BAUDOUIN. - Voici mon jeune maître, qui peut l'amener en ces lieux ?


ÉDOUARD. - C'est toi, Baudouin ?


BAUDOUIN. - C'est moi-même, seigneur Édouard.


ÉDOUARD. - Je suis bien aise de te rencontrer. D'où viens-tu ?


BAUDOUIN. - Votre noble père, le baron Cuneric de Fichtemberg ne vous a-t-il pas instruit de notre départ ? Nous venons de nous emparer du château de Tanebourg.


ÉDOUARD. - Ah ! que me dis-tu ? Nous ignorions, ma mère et moi, le départ de mon père pour Tanebourg, mais une circonstance imprévue est venue ensuite nous le faire connaître. Alors, ma mère m'a bien vite envoyé pour détourner mon père de cette attaque injuste. Mais je vois bien, cher Baudouin, qu'il est trop tard puisque tu m'apprends que le château du malheureux Édelbert vient d'être livré au pillage.


BAUDOUIN. - Je regrette, seigneur Édouard, de ne pouvoir vous donner, ainsi qu'à madame votre mère, une nouvelle plus agréable en cette circonstance.

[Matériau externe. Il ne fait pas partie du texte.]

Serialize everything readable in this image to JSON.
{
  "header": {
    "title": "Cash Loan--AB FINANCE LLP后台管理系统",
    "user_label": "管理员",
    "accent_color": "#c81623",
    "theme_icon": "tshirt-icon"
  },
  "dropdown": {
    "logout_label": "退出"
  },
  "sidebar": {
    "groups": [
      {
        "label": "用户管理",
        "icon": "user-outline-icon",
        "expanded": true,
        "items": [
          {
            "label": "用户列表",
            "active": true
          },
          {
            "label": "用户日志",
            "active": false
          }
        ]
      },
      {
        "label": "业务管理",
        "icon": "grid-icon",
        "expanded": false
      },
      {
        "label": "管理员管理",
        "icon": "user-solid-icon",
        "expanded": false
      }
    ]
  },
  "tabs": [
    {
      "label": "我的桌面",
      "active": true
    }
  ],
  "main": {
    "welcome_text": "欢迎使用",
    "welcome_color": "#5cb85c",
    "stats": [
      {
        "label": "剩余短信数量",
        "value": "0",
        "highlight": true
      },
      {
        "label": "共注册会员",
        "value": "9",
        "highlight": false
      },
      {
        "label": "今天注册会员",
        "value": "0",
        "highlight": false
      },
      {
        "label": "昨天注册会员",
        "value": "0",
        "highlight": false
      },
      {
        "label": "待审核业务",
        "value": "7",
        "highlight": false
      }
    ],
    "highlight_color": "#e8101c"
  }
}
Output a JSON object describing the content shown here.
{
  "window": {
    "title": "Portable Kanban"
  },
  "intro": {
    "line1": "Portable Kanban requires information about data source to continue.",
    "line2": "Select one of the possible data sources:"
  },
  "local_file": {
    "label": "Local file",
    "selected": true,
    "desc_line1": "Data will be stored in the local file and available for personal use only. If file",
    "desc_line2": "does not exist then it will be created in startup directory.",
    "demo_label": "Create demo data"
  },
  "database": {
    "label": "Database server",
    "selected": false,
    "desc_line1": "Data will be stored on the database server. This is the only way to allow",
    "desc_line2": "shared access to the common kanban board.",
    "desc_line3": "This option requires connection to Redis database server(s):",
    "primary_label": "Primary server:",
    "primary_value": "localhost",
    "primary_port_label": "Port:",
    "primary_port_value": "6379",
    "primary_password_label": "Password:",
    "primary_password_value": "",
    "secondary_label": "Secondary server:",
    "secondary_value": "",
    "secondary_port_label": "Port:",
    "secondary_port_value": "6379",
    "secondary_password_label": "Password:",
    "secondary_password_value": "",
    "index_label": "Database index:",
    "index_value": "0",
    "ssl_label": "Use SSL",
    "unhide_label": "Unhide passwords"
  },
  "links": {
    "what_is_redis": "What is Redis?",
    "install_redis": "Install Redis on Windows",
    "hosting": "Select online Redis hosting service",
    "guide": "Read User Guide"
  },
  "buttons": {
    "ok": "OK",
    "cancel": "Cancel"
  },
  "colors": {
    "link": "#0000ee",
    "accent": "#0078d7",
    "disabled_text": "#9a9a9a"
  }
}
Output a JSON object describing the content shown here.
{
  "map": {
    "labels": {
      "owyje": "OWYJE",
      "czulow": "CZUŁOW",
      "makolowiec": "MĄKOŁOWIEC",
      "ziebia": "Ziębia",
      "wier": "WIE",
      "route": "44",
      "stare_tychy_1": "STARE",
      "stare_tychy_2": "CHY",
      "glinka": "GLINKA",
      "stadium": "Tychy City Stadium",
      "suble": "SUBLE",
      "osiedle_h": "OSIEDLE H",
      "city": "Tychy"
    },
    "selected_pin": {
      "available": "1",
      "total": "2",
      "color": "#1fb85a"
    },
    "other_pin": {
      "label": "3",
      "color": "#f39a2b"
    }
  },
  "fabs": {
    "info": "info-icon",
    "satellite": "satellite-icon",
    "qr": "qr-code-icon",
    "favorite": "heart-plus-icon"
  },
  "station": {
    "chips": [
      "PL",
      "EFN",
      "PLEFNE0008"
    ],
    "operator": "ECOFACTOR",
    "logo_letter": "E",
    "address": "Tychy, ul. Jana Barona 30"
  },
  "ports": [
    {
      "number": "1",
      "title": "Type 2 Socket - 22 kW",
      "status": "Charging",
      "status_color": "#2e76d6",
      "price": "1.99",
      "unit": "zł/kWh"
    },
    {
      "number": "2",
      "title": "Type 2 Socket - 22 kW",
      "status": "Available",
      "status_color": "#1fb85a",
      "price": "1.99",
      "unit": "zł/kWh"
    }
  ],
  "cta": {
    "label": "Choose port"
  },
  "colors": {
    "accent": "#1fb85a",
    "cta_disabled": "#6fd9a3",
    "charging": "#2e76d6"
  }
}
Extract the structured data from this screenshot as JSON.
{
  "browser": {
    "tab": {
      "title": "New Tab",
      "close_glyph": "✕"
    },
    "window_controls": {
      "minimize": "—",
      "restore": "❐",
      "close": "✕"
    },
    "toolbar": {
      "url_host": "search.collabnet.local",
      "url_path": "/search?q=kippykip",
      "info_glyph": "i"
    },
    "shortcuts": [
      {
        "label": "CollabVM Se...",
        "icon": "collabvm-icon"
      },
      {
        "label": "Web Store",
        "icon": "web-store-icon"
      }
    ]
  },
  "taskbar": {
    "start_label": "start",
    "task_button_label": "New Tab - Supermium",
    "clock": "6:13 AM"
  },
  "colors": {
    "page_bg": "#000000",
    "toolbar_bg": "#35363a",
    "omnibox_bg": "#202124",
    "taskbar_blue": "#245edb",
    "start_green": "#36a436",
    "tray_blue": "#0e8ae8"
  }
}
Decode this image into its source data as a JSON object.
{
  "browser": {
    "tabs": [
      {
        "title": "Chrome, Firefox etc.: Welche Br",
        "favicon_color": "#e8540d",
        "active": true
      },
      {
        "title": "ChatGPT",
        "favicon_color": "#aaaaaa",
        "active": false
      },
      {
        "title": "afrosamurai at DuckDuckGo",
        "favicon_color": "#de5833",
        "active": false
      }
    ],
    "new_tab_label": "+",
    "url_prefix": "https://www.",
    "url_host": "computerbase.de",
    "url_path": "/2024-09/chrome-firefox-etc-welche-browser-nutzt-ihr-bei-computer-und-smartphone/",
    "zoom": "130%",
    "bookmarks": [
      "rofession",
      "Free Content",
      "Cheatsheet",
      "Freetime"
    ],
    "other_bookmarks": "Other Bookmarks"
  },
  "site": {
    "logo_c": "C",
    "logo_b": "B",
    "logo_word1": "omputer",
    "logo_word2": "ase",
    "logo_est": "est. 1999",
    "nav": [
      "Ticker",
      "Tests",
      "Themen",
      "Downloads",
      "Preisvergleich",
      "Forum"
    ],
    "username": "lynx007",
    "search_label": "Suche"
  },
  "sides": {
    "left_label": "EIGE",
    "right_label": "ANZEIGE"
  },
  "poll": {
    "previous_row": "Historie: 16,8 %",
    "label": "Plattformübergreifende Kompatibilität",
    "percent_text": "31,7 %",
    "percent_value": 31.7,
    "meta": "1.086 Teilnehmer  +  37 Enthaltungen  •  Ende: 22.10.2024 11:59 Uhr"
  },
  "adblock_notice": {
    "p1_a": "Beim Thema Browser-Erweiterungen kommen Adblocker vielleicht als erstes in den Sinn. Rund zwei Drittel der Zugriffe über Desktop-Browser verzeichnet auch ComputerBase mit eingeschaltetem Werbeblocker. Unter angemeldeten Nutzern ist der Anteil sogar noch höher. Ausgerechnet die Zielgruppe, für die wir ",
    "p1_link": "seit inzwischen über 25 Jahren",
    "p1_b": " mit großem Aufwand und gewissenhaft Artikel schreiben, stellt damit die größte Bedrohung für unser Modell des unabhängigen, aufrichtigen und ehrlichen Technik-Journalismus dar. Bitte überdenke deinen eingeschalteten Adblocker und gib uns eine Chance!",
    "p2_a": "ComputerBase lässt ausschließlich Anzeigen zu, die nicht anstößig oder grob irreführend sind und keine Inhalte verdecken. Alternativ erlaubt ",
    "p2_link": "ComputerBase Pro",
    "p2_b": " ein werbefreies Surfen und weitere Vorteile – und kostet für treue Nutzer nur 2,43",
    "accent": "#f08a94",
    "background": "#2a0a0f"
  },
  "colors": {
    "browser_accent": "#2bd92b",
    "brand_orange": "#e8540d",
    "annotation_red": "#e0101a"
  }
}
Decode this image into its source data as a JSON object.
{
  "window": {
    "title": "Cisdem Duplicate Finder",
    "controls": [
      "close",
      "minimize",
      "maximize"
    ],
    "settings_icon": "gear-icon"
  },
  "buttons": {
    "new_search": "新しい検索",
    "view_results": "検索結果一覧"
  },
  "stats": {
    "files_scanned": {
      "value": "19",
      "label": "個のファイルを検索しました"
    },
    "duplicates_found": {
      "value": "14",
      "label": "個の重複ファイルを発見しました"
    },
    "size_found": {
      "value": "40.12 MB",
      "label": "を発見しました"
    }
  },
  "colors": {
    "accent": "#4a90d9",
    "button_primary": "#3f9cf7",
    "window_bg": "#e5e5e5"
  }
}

Le message, dont je suis porteur, est pour lui annoncer qu'Édelbert est conduit prisonnier à Fichtemberg.


ÉDOUARD. - Je retourne alors vers ma mère, pour la préparer à cet événement qui ne peut qu'augmenter ses chagrins. — Mais dis-moi, Édelbert avait une fille dont on vante les vertus et la beauté ; a-t-elle, au moins, été épargnée ?


BAUDOUIN. - On l'a vue se jeter aux pieds de notre puissant maître pour implorer la grâce de son père, ou pour qu'il lui soit permis de ne point le quitter. Mais l'ordre a été donné de la repousser ; elle nous a encore suivis quelque temps ; mais ses forces épuisées l'ont enfin obligée de ralentir sa marche. Alors nous l'avons laissée en arrière et perdue de vue.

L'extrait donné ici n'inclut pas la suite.